The accuracy fallacy


“I hate accuracy in CAD!” I remember a friend declaring 2 decades ago. I also recall, early in my career, small-scale-builders giving me a hard time on construction sites for dimensions on my drawings ending with 2,3,7 (mm);
Accuracy is a tricky thing – a double edged sward. It is not an interchangeable term with dimensioning, however the two are closely related.

Over the recent times, often guided by PI insurers, design consultants have developed an almost pathological fear of dimensioning. You can leaf through hundreds of sheets of IFC sets with very little dimensioning on them, to then find yourself on ‘setout’ drawings that have random dimensions all-over the place, including positions of section-markers and loose furniture.

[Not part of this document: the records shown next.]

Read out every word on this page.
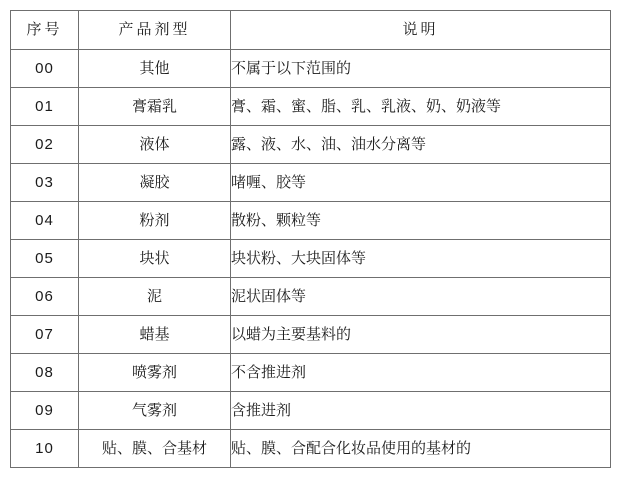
序号	产品剂型	说明
00	其他	不属于以下范围的
01	膏霜乳	膏、霜、蜜、脂、乳、乳液、奶、奶液等
02	液体	露、液、水、油、油水分离等
03	凝胶	啫喱、胶等
04	粉剂	散粉、颗粒等
05	块状	块状粉、大块固体等
06	泥	泥状固体等
07	蜡基	以蜡为主要基料的
08	喷雾剂	不含推进剂
09	气雾剂	含推进剂
10	贴、膜、合基材	贴、膜、合配合化妆品使用的基材的
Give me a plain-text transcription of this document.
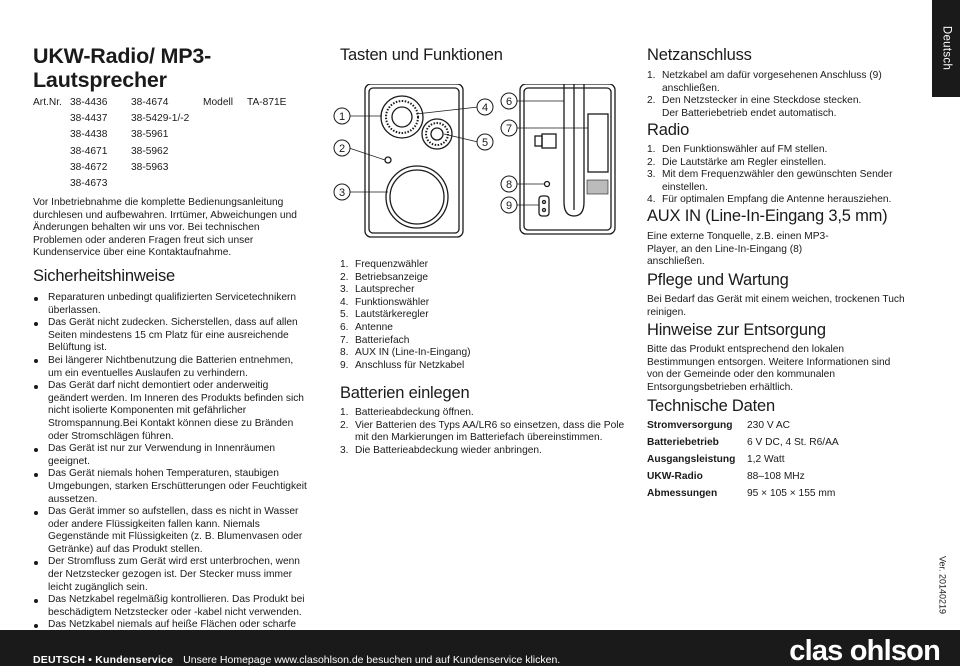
Deutsch
UKW-Radio/ MP3-Lautsprecher
Art.Nr. 38-4436 38-4674	Modell TA-871E
38-4437 38-5429-1/-2
38-4438 38-5961
38-4671 38-5962
38-4672 38-5963
38-4673

Vor Inbetriebnahme die komplette Bedienungsanleitung durchlesen und aufbewahren. Irrtümer, Abweichungen und Änderungen behalten wir uns vor. Bei technischen Problemen oder anderen Fragen freut sich unser Kundenservice über eine Kontaktaufnahme.

Sicherheitshinweise
Reparaturen unbedingt qualifizierten Servicetechnikern überlassen.
Das Gerät nicht zudecken. Sicherstellen, dass auf allen Seiten mindestens 15 cm Platz für eine ausreichende Belüftung ist.
Bei längerer Nichtbenutzung die Batterien entnehmen, um ein eventuelles Auslaufen zu verhindern.
Das Gerät darf nicht demontiert oder anderweitig geändert werden. Im Inneren des Produkts befinden sich nicht isolierte Komponenten mit gefährlicher Stromspannung.Bei Kontakt können diese zu Bränden oder Stromschlägen führen.
Das Gerät ist nur zur Verwendung in Innenräumen geeignet.
Das Gerät niemals hohen Temperaturen, staubigen Umgebungen, starken Erschütterungen oder Feuchtigkeit aussetzen.
Das Gerät immer so aufstellen, dass es nicht in Wasser oder andere Flüssigkeiten fallen kann. Niemals Gegenstände mit Flüssigkeiten (z. B. Blumenvasen oder Getränke) auf das Produkt stellen.
Der Stromfluss zum Gerät wird erst unterbrochen, wenn der Netzstecker gezogen ist. Der Stecker muss immer leicht zugänglich sein.
Das Netzkabel regelmäßig kontrollieren. Das Produkt bei beschädigtem Netzstecker oder -kabel nicht verwenden.
Das Netzkabel niemals auf heiße Flächen oder scharfe
Tasten und Funktionen
1. Frequenzwähler
2. Betriebsanzeige
3. Lautsprecher
4. Funktionswähler
5. Lautstärkeregler
6. Antenne
7. Batteriefach
8. AUX IN (Line-In-Eingang)
9. Anschluss für Netzkabel
Batterien einlegen
1. Batterieabdeckung öffnen.
2. Vier Batterien des Typs AA/LR6 so einsetzen, dass die Pole mit den Markierungen im Batteriefach übereinstimmen.
3. Die Batterieabdeckung wieder anbringen.
1
2
3
4
5
6
7
8
9
Netzanschluss
1. Netzkabel am dafür vorgesehenen Anschluss (9) anschließen.
2. Den Netzstecker in eine Steckdose stecken. Der Batteriebetrieb endet automatisch.
Radio
1. Den Funktionswähler auf FM stellen.
2. Die Lautstärke am Regler einstellen.
3. Mit dem Frequenzwähler den gewünschten Sender einstellen.
4. Für optimalen Empfang die Antenne herausziehen.
AUX IN (Line-In-Eingang 3,5 mm)

Eine externe Tonquelle, z.B. einen MP3-Player, an den Line-In-Eingang (8) anschließen.

Pflege und Wartung

Bei Bedarf das Gerät mit einem weichen, trockenen Tuch reinigen.

Hinweise zur Entsorgung

Bitte das Produkt entsprechend den lokalen Bestimmungen entsorgen. Weitere Informationen sind von der Gemeinde oder den kommunalen Entsorgungsbetrieben erhältlich.

Technische Daten
Stromversorgung	230 V AC
Batteriebetrieb	6 V DC, 4 St. R6/AA
Ausgangsleistung	1,2 Watt
UKW-Radio	88–108 MHz
Abmessungen	95 × 105 × 155 mm
Ver. 20140219
DEUTSCH • Kundenservice Unsere Homepage www.clasohlson.de besuchen und auf Kundenservice klicken.	clas ohlson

“Traditionally” a dimension meant an instruction: somebody thoughtfully set out grids, openings, fittings in all 3 directions. There also existed a common knowledge of relationships and min dimensions for typical details.

In CAD/BIM world, dimensioning became an after-thought – if the CAD file was accurate, a somewhat automated afterthought.
This on its own should’ve not been a problem if the thinking had gone-in when the digital file was originally prepared, i.e. walls were set out to some logic, same for openings.
Tolerances taken into account between various elements and a 3D grid set in stone.

Applying uncontrolled dimensions is a dangerous practice, BIM/CAD accuracy will not help you there.